Yo abandoné la narración del partido con empate a uno, cuando la voz de mi padre sonó en el dormitorio, seca y autoritaria, ordenando que nos acostáramos, que tenía que levantarse temprano al día siguiente y no lo dejábamos descansar. Tuve que obedecer de inmediato, al igual que mis hermanos, que apagaron el televisor.

 

Ya, en nuestro dormitorio, narraba a José Carlos el partido que estaba imaginando. Mientras él atendía a mis palabras con la boca abierta y las cejas enarcadas,  yo lo adornaba con tiros al poste, penaltis parados por Iríbar, y el golazo que Dani había marcado. A la mañana siguiente pude comprobar en un periódico deportivo que mi Bilbao había perdido por dos a uno.

 

No sé el motivo de que aquella noche junto a la radio me venga ahora, cuando somos capaces de saber, escuchar y/o ver en el mismo momento cualquier partido, por insignificante que sea. Quizá para añorar la ilusión infantil, quizá para comparar la diferencia entre los años setenta y los de la actualidad, donde la inmediatez impera en todo el momento. Quizá para reivindicar el encanto de los torneos veraniegos de aquellos años.

 

Ahora busco en Google si a mitad de los setenta, el Athletic jugó alguna edición del Carranza, y veo que en 1976 la jugó y perdió contra el Atlético de Madrid, pero fue uno a cero. ¿Dónde está ese gol de Dani? Entonces pienso cómo la memoria te juega “buenas pasadas” para hacerte disfrutar de momentos dulces como aquellos, aunque tu equipo en lugar de jugar el Carranza fuera  en el Teresa Herrera o el Villa de Madrid.

 

Le doy a leer los párrafos anteriores a mi hijo y me comenta que le gusta, pero que él, si escribiera como yo, lo haría sobre la gesta de su equipo, el Málaga, hace cuatro temporadas, cuando llegó a los cuartos de final de la Champions y fue eliminado de manera cruel e injusta (tras un gol en fuera de juego de tres jugadores en el último minuto del descuento) en Alemania, contra el Borussia.

 

Le respondo  que lo intente, y si lo hace, que se acuerde del momento tan emocionante cuando sonaba el himno de la Champions en la Rosaleda en el partido de ida, o mejor, cuando el Málaga remontó un gol en contra del otrora campeón de Europa, Oporto, en la eliminatoria anterior.

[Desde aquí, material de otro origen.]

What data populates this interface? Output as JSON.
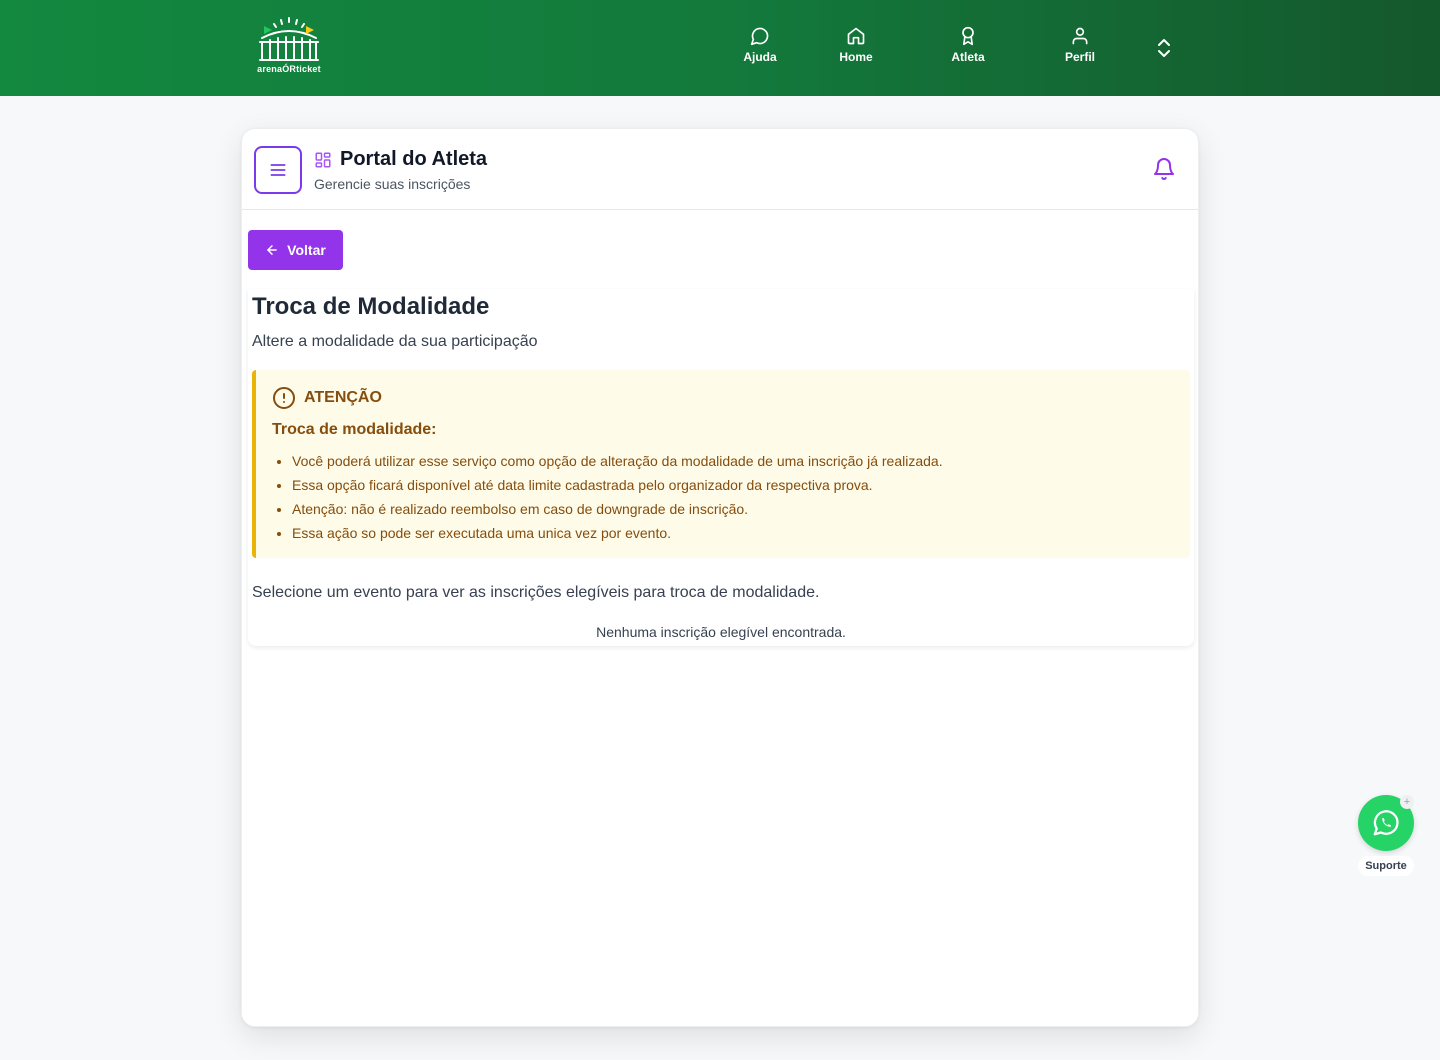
{
  "brand": {
    "logo_text": "arenaÓRticket"
  },
  "nav": [
    {
      "label": "Ajuda",
      "icon": "chat-icon"
    },
    {
      "label": "Home",
      "icon": "home-icon"
    },
    {
      "label": "Atleta",
      "icon": "award-icon"
    },
    {
      "label": "Perfil",
      "icon": "user-icon"
    }
  ],
  "portal": {
    "title": "Portal do Atleta",
    "subtitle": "Gerencie suas inscrições"
  },
  "back_label": "Voltar",
  "page": {
    "title": "Troca de Modalidade",
    "subtitle": "Altere a modalidade da sua participação"
  },
  "alert": {
    "title": "ATENÇÃO",
    "subtitle": "Troca de modalidade:",
    "items": [
      "Você poderá utilizar esse serviço como opção de alteração da modalidade de uma inscrição já realizada.",
      "Essa opção ficará disponível até data limite cadastrada pelo organizador da respectiva prova.",
      "Atenção: não é realizado reembolso em caso de downgrade de inscrição.",
      "Essa ação so pode ser executada uma unica vez por evento."
    ]
  },
  "select_message": "Selecione um evento para ver as inscrições elegíveis para troca de modalidade.",
  "empty_message": "Nenhuma inscrição elegível encontrada.",
  "support": {
    "label": "Suporte"
  },
  "colors": {
    "header_green": "#13883f",
    "accent_purple": "#9333ea",
    "alert_bg": "#fefbe8",
    "alert_border": "#eab308",
    "alert_text": "#854d0e",
    "whatsapp": "#25d366"
  }
}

El ambiente, en ambos casos, era espectacular. Nunca habíamos disfrutado de nada igual en este campo. Aquellas noches presenciamos algo histórico, mientras muchos capturaban lo que allí se vivía con sus móviles, yo lo disfrutaba de otro modo, en mis retinas, en mi mente, tomando conciencia de cualquier momento. Iba almacenando sensaciones porque temía que aquello no volvería a suceder en años.

 

Noches de fútbol, de nostalgia, de alegría. Partidos imaginados, vividos, disfrutados. Goles irreales, goles inventados, goles ilegales. Momentos de la niñez, de la juventud, de la madurez. Para gozar en solitario, con tu hermano, con tu hijo. Noches de fútbol.